American Wi-Fi hardware company

Luma was a Wi-Fi solutions company based in Atlanta, Georgia The company sells Wi-Fi routers using mesh networking to project a consistent Wi-Fi signal throughout private homes as well as a corresponding mobile app for added layers of security and parental controls.

Luma was founded in 2014 by Paul Judge and Mike Van Bruinisse, who had worked together at cybersecurity firms CipherTrust and Purewire. The idea emerged as a response to what was perceived by the founders as poor Wi-Fi consistency throughout private homes and the need for increased security as the Internet of Things (IoT) becomes more pervasive.
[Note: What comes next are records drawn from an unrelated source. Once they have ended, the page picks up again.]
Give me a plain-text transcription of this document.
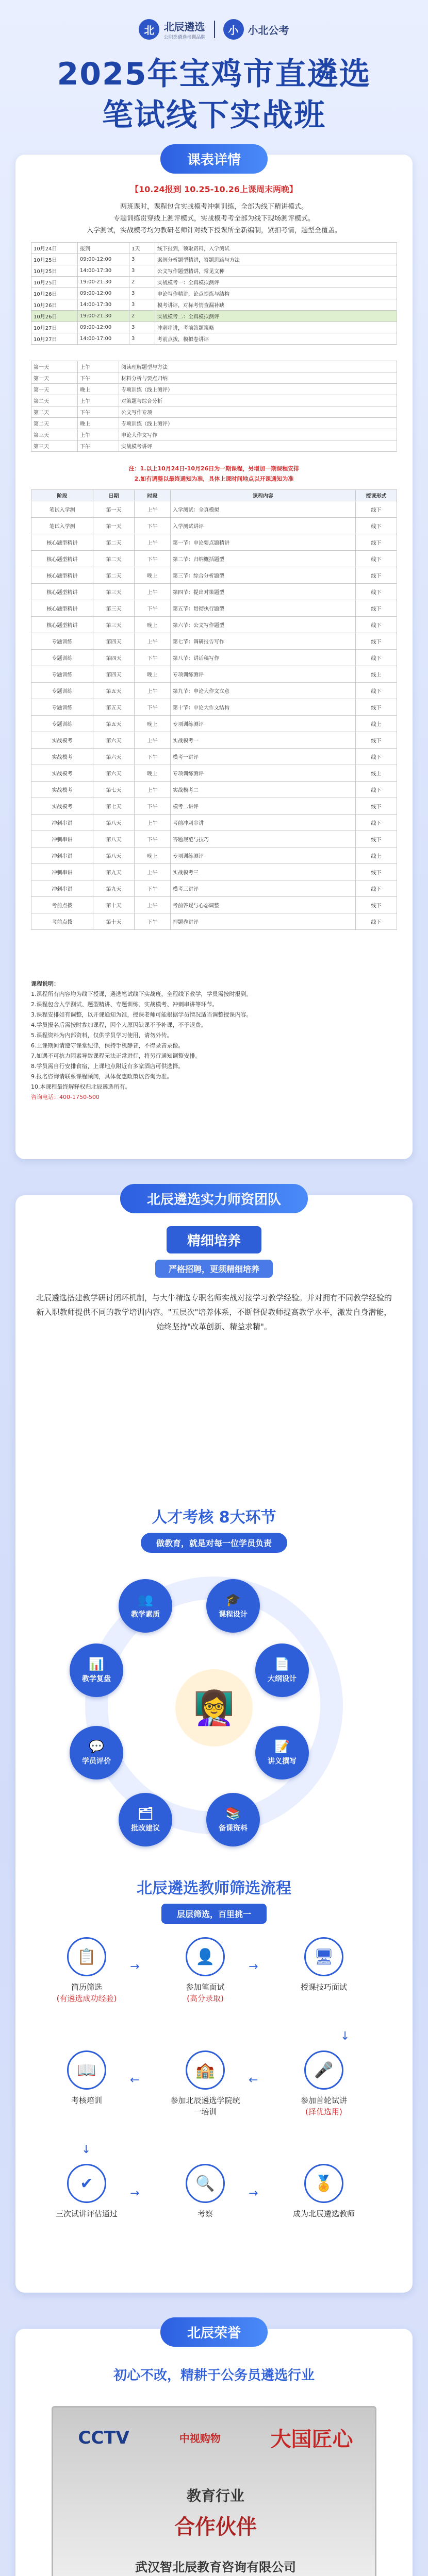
北 北辰遴选
公职类遴选培训品牌
小 小北公考
2025年宝鸡市直遴选
笔试线下实战班
课表详情
【10.24报到 10.25-10.26上课周末两晚】
两班课时，课程包含实战模考冲刺训练，全部为线下精讲模式。
专题训练贯穿线上测评模式，实战模考考全部为线下现场测评模式。
入学测试，实战模考均为教研老师针对线下授课所全新编制，紧扣考情，题型全覆盖。
10月24日	报到	1天	线下报到，领取资料，入学测试
10月25日	09:00-12:00	3	案例分析题型精讲，答题思路与方法
10月25日	14:00-17:30	3	公文写作题型精讲，常见文种
10月25日	19:00-21:30	2	实战模考一：全真模拟测评
10月26日	09:00-12:00	3	申论写作精讲，论点提炼与结构
10月26日	14:00-17:30	3	模考讲评，对标考情查漏补缺
10月26日	19:00-21:30	2	实战模考二：全真模拟测评
10月27日	09:00-12:00	3	冲刺串讲，考前答题策略
10月27日	14:00-17:00	3	考前点拨，模拟卷讲评
第一天	上午	阅读理解题型与方法
第一天	下午	材料分析与要点归纳
第一天	晚上	专项训练（线上测评）
第二天	上午	对策题与综合分析
第二天	下午	公文写作专项
第二天	晚上	专项训练（线上测评）
第三天	上午	申论大作文写作
第三天	下午	实战模考讲评
注：1.以上10月24日-10月26日为一期课程，另增加一期课程安排
2.如有调整以最终通知为准，具体上课时间地点以开课通知为准
阶段	日期	时段	课程内容	授课形式
笔试入学测	第一天	上午	入学测试：全真模拟	线下
笔试入学测	第一天	下午	入学测试讲评	线下
核心题型精讲	第二天	上午	第一节：申论要点题精讲	线下
核心题型精讲	第二天	下午	第二节：归纳概括题型	线下
核心题型精讲	第二天	晚上	第三节：综合分析题型	线下
核心题型精讲	第三天	上午	第四节：提出对策题型	线下
核心题型精讲	第三天	下午	第五节：贯彻执行题型	线下
核心题型精讲	第三天	晚上	第六节：公文写作题型	线下
专题训练	第四天	上午	第七节：调研报告写作	线下
专题训练	第四天	下午	第八节：讲话稿写作	线下
专题训练	第四天	晚上	专项训练测评	线上
专题训练	第五天	上午	第九节：申论大作文立意	线下
专题训练	第五天	下午	第十节：申论大作文结构	线下
专题训练	第五天	晚上	专项训练测评	线上
实战模考	第六天	上午	实战模考一	线下
实战模考	第六天	下午	模考一讲评	线下
实战模考	第六天	晚上	专项训练测评	线上
实战模考	第七天	上午	实战模考二	线下
实战模考	第七天	下午	模考二讲评	线下
冲刺串讲	第八天	上午	考前冲刺串讲	线下
冲刺串讲	第八天	下午	答题规范与技巧	线下
冲刺串讲	第八天	晚上	专项训练测评	线上
冲刺串讲	第九天	上午	实战模考三	线下
冲刺串讲	第九天	下午	模考三讲评	线下
考前点拨	第十天	上午	考前答疑与心态调整	线下
考前点拨	第十天	下午	押题卷讲评	线下
课程说明：
1.课程所有内容均为线下授课，遴选笔试线下实战班，全程线下教学，学员需按时报到。
2.课程包含入学测试、题型精讲、专题训练、实战模考、冲刺串讲等环节。
3.课程安排如有调整，以开课通知为准，授课老师可能根据学员情况适当调整授课内容。
4.学员报名后需按时参加课程，因个人原因缺课不予补课，不予退费。
5.课程资料为内部资料，仅供学员学习使用，请勿外传。
6.上课期间请遵守课堂纪律，保持手机静音，不得录音录像。
7.如遇不可抗力因素导致课程无法正常进行，将另行通知调整安排。
8.学员需自行安排食宿，上课地点附近有多家酒店可供选择。
9.报名咨询请联系课程顾问，具体优惠政策以咨询为准。
10.本课程最终解释权归北辰遴选所有。
咨询电话：400-1750-500
北辰遴选实力师资团队
精细培养
严格招聘，更须精细培养
北辰遴选搭建教学研讨闭环机制，与大牛精选专职名师实战对接学习教学经验。并对拥有不同教学经验的新入职教师提供不同的教学培训内容。"五层次"培养体系，不断督促教师提高教学水平，激发自身潜能，始终坚持"改革创新、精益求精"。
人才考核 8大环节
做教育，就是对每一位学员负责
👩‍🏫
👥
教学素质
🎓
课程设计
📄
大纲设计
📝
讲义撰写
📚
备课资料
🗂
批改建议
💬
学员评价
📊
教学复盘
北辰遴选教师筛选流程
层层筛选，百里挑一
📋
简历筛选
(有遴选成功经验)
👤
参加笔面试
(高分录取)
🖥
授课技巧面试
📖
考核培训
🏫
参加北辰遴选学院统一培训
🎤
参加首轮试讲
(择优选用)
✔
三次试讲评估通过
🔍
考察
🏅
成为北辰遴选教师
→	→
↓
←
←
↓
→	→
北辰荣誉
初心不改，精耕于公务员遴选行业
CCTV	中视购物 大国匠心
教育行业
合作伙伴
武汉智北辰教育咨询有限公司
Judge said, “Cybersecurity must be built into the home network routers directly because IoT devices are vulnerable and users do not have the time to be the CISO [chief information security officer] of their home.”

To date, the company's funding includes $12.5 million from Amazon’s Alexa fund, as well as former Beats by Dre CMO Omar Johnson, Yahoo chairman Maynard Webb and San Francisco 49ers CEO Jed York. In November, 2016, Luma announced Alexa integration, allowing it to be controlled by voice commands to Amazon Alexa.

In January 2018, Luma Home was acquired by Newell Brands for a reported $10 million. The brand will operate under First Alert. At least since fall 2019 both the getluma.com and lumahome.com websites are not functional.